Key observation — s3torchconnector CPU: 51.7s user at 318% CPU = 16.3 effective CPU-seconds per core. s3dlio: 134.7s user at 636% CPU = 21.2 CPU-seconds per core. s3torchconnector uses ~3× less CPU per MiB/s, suggesting it either avoids SHA-256 body signing, uses hardware TLS offload, or has a more vectorized HMAC implementation.
minio bottleneck: 57.85s elapsed at only 216% CPU = severe GIL contention and Python-bound PUT overhead at 32 threads. Not suitable for high-throughput datagen.
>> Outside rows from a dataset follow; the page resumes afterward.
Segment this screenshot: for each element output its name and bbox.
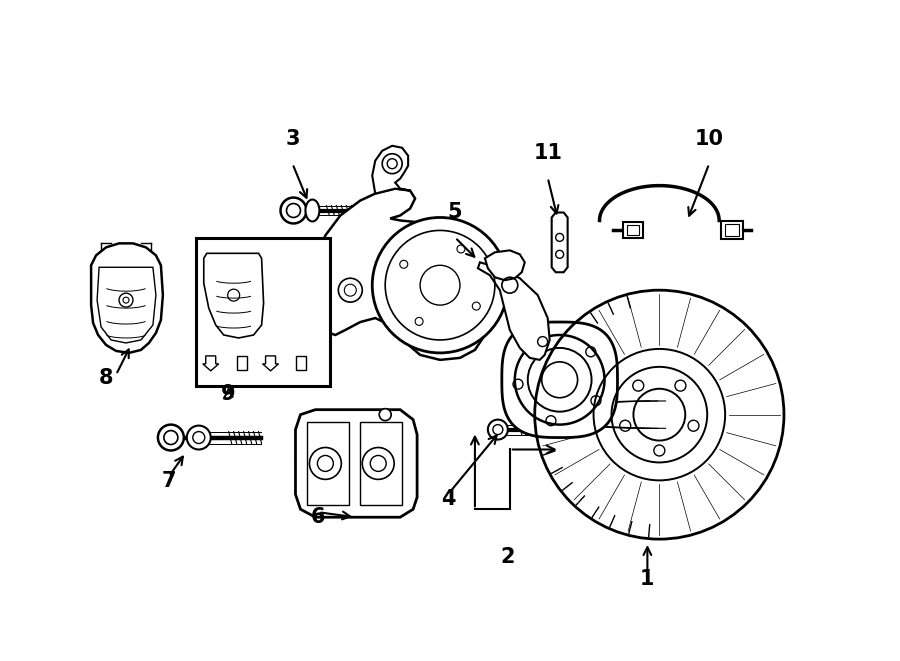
Polygon shape (295, 410, 417, 517)
Bar (308, 422, 349, 505)
Text: 2: 2 (500, 547, 515, 567)
Circle shape (310, 447, 341, 479)
Bar (624, 223, 644, 239)
Text: 11: 11 (533, 143, 562, 163)
Bar (296, 356, 306, 370)
Polygon shape (373, 146, 410, 194)
Circle shape (379, 408, 392, 420)
Polygon shape (263, 356, 278, 371)
Text: 9: 9 (221, 383, 236, 404)
Ellipse shape (515, 335, 605, 424)
Polygon shape (478, 262, 550, 360)
Bar (360, 422, 402, 505)
Circle shape (373, 217, 508, 353)
Polygon shape (502, 322, 617, 438)
Text: 1: 1 (640, 569, 654, 589)
Polygon shape (552, 212, 568, 272)
Text: 3: 3 (285, 129, 300, 149)
Circle shape (158, 424, 184, 451)
Text: 4: 4 (441, 489, 455, 509)
Text: 5: 5 (447, 202, 463, 223)
Polygon shape (309, 188, 490, 360)
Circle shape (187, 426, 211, 449)
Text: 8: 8 (99, 368, 113, 388)
Bar (627, 225, 639, 235)
Text: 10: 10 (695, 129, 724, 149)
Ellipse shape (305, 200, 320, 221)
Polygon shape (203, 253, 264, 338)
Text: 6: 6 (311, 507, 326, 527)
Polygon shape (97, 267, 156, 343)
Bar (721, 221, 743, 239)
Bar (196, 239, 330, 386)
Circle shape (281, 198, 306, 223)
Circle shape (488, 420, 508, 440)
Bar (237, 356, 247, 370)
Text: 7: 7 (162, 471, 176, 491)
Bar (725, 225, 739, 237)
Circle shape (363, 447, 394, 479)
Polygon shape (91, 243, 163, 353)
Polygon shape (202, 356, 219, 371)
Polygon shape (485, 251, 525, 280)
Null hypothesis: Throughput scales linearly with NP for both libraries.
Date: 2026-04-25
Model: retinanet (JPEG, 315 KiB/object)
write_threads: 8 per rank (DLIO_MAX_AUTO_THREADS=8)
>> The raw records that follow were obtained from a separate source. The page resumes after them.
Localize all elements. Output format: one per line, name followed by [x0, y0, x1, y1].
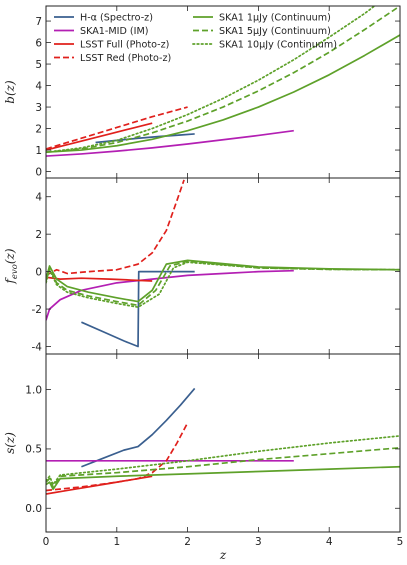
y-axis-label: s(z) [3, 432, 17, 454]
series-line-6 [46, 446, 400, 488]
series-line-6 [46, 6, 400, 154]
legend-item: SKA1 5μJy (Continuum) [193, 26, 331, 37]
series-line-5 [46, 259, 400, 303]
legend: H-α (Spectro-z) SKA1-MID (IM) LSST Full (P… [54, 12, 337, 64]
series-line-4 [46, 422, 189, 492]
series-line-1 [81, 387, 196, 468]
series-line-2 [46, 129, 294, 157]
legend-label: LSST Red (Photo-z) [80, 53, 171, 64]
panel-3: 0.0 0.5 1.0 s(z) [3, 353, 401, 533]
series-line-4 [46, 106, 188, 150]
y-tick-label: 0.5 [25, 444, 42, 456]
legend-item: SKA1 1μJy (Continuum) [193, 12, 331, 23]
legend-item: LSST Full (Photo-z) [54, 39, 169, 50]
series-line-7 [46, 261, 400, 309]
series-line-7 [46, 6, 376, 154]
x-tick-label: 4 [326, 536, 333, 548]
y-tick-label: 4 [35, 80, 42, 92]
legend-item: LSST Red (Photo-z) [54, 53, 171, 64]
series-line-5 [46, 465, 400, 491]
series-line-3 [46, 475, 153, 495]
legend-item: H-α (Spectro-z) [54, 12, 153, 23]
legend-item: SKA1 10μJy (Continuum) [192, 39, 337, 50]
legend-label: H-α (Spectro-z) [80, 12, 153, 23]
y-tick-label: 4 [35, 192, 42, 204]
series-group [46, 6, 400, 157]
y-tick-label: -4 [32, 341, 43, 353]
panel-1: 0 1 2 3 4 5 6 7 b(z) [3, 5, 401, 179]
y-tick-label: -2 [32, 304, 42, 316]
x-tick-label: 0 [43, 536, 50, 548]
y-axis-label: b(z) [3, 80, 17, 104]
x-tick-label: 5 [397, 536, 404, 548]
series-line-6 [46, 260, 400, 307]
y-tick-label: 0 [35, 266, 42, 278]
legend-label: LSST Full (Photo-z) [80, 39, 169, 50]
series-line-7 [46, 435, 400, 486]
y-tick-label: 2 [35, 229, 42, 241]
x-tick-label: 1 [113, 536, 120, 548]
y-tick-label: 0 [35, 166, 42, 178]
y-tick-label: 1 [35, 145, 42, 157]
panel-2: -4 -2 0 2 4 fevo(z) [3, 177, 401, 355]
legend-item: SKA1-MID (IM) [54, 26, 148, 37]
y-tick-label: 2 [35, 123, 42, 135]
series-line-1 [81, 270, 195, 348]
series-line-5 [46, 34, 400, 154]
y-axis-label: fevo(z) [3, 248, 20, 284]
series-group [46, 387, 400, 495]
y-tick-label: 6 [35, 37, 42, 49]
y-tick-label: 1.0 [25, 384, 42, 396]
x-tick-label: 2 [184, 536, 191, 548]
x-axis-label: z [219, 548, 227, 562]
legend-label: SKA1 10μJy (Continuum) [219, 39, 337, 50]
y-tick-label: 5 [35, 59, 42, 71]
series-group [46, 179, 400, 348]
series-line-4 [46, 179, 185, 277]
series-line-3 [46, 122, 153, 151]
plot-frame [45, 177, 401, 355]
legend-label: SKA1-MID (IM) [80, 26, 148, 37]
y-tick-label: 3 [35, 102, 42, 114]
legend-label: SKA1 5μJy (Continuum) [219, 26, 331, 37]
legend-label: SKA1 1μJy (Continuum) [219, 12, 331, 23]
series-line-3 [46, 276, 153, 282]
y-tick-label: 7 [35, 16, 42, 28]
x-tick-label: 3 [255, 536, 262, 548]
y-tick-label: 0.0 [25, 503, 42, 515]
plot-frame [45, 353, 401, 533]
Files: 50,000 total (split evenly across ranks)
Total data: 15,396 MiB
| library | NP | elapsed (s) | throughput (MiB/s) | speedup vs NP=1 | user CPU (s) | %CPU |
|---|---|---|---|---|---|---|
| s3dlio | 1 | 30.59 | 503 | 1.00× | 134.2 | 465% |
| s3dlio | 2 | 19.69 | 782 | 1.55× | 138.0 | 747% |
| s3dlio | 4 | 16.66 | 924 | 1.84× | 149.1 | 958% |
| s3dlio | 8 | 14.56 | 1,057 | 2.10× | 167.7 | 1240% |
| s3torchconnector | 1 | 32.92 | 468 | 1.00× | 51.6 | 208% |
| s3torchconnector | 2 | 19.22 | 801 | 1.71× | 53.7 | 368% |
| s3torchconnector | 4 | 11.80 | 1,305 | 2.79× | 62.1 | 687% |
| s3torchconnector | 8 | 8.86 | 1,738 | 3.71× | 83.6 | 1206% |
| minio | 1 | 53.09 | 290 | 1.00× | 104.4 | 220% |
| minio | 2 | 29.83 | 516 | 1.78× | 107.2 | 405% |
| minio | 4 | 22.18 | 694 | 2.39× | 117.9 | 602% |
| minio | 8 | 17.48 | 881 | 3.04× | 137.8 | 897% |
Result: Null hypothesis REJECTED — no library scales linearly, but scaling efficiency varies widely.
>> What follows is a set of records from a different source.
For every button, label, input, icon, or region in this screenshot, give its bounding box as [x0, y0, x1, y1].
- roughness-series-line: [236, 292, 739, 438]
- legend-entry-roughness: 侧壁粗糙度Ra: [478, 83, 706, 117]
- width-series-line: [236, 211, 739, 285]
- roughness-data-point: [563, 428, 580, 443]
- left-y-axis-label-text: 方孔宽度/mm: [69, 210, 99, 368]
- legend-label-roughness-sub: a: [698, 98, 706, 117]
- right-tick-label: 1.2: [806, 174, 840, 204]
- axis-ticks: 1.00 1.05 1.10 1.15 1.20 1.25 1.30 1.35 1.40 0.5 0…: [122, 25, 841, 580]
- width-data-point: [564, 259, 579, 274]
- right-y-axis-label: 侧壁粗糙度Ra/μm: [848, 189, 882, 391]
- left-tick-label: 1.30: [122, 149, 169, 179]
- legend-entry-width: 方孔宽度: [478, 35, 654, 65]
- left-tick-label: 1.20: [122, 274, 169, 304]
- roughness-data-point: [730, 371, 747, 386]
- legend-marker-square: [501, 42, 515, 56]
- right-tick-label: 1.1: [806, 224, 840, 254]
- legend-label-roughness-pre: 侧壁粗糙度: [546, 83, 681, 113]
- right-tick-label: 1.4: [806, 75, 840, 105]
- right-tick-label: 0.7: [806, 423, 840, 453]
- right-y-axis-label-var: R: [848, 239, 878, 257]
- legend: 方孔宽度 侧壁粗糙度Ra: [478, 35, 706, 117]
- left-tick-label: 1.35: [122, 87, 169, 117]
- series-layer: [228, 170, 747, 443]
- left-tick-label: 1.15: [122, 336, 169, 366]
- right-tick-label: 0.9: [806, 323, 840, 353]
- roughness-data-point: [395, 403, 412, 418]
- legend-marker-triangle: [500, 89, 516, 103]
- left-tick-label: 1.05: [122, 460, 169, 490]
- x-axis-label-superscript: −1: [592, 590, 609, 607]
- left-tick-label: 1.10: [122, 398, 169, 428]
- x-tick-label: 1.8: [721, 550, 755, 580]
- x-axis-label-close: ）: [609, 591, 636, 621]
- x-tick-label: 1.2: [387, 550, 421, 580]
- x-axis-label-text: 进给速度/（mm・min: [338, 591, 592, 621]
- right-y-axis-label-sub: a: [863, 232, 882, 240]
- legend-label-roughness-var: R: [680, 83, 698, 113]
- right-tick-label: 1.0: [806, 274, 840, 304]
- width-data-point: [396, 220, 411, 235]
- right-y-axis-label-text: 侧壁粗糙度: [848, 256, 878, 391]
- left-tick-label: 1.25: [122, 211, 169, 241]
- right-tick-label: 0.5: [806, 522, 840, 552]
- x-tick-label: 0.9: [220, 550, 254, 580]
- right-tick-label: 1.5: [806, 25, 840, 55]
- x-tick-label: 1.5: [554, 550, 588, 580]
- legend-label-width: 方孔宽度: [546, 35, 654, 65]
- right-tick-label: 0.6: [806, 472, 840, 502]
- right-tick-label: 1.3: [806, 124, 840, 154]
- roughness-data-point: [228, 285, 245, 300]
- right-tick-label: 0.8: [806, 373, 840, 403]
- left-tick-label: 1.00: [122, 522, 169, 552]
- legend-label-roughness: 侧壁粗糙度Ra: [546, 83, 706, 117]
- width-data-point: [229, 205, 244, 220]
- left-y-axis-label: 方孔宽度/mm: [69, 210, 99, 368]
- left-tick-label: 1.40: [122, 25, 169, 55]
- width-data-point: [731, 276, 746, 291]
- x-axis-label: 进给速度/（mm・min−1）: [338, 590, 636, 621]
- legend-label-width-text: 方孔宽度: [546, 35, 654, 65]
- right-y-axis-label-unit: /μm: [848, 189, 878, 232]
Scaling efficiency (actual/ideal-linear):
- s3dlio NP=8: 1,057 / (503×8) = 26% — poor, CPU-bound (SHA-256 cores saturated across 8 Tokio runtimes)
- s3torchconnector NP=8: 1,738 / (468×8) = 46% — best scaling, low per-PUT CPU cost
- minio NP=8: 881 / (290×8) = 38% — moderate scaling, GIL overhead per rank reduces efficiency
Key finding: At NP=8, s3torchconnector reaches 1,738 MiB/s vs s3dlio's 1,057 MiB/s vs minio's 881 MiB/s. s3torchconnector wins by a wide margin (1.64× over s3dlio, 1.97× over minio). Despite minio's poor single-rank throughput (290 MiB/s at NP=1), it scales reasonably (3.04× at NP=8) — multiple processes each get a separate GIL, hiding the single-rank bottleneck. s3dlio's Tokio runtimes (28 threads each) compete across 8 processes for the same 28 physical cores, all doing software SHA-256 signing.
At NP=8, CPU usage: s3torchconnector 83.6s, minio 137.8s, s3dlio 167.7s — the per-request signing cost of s3dlio multiplies with NP.
Null hypothesis: Optimal thread count is independent of object size.
Planned: vary object size (64 KiB, 315 KiB, 1 MiB, 4 MiB, 16 MiB) and measure optimal thread count for each.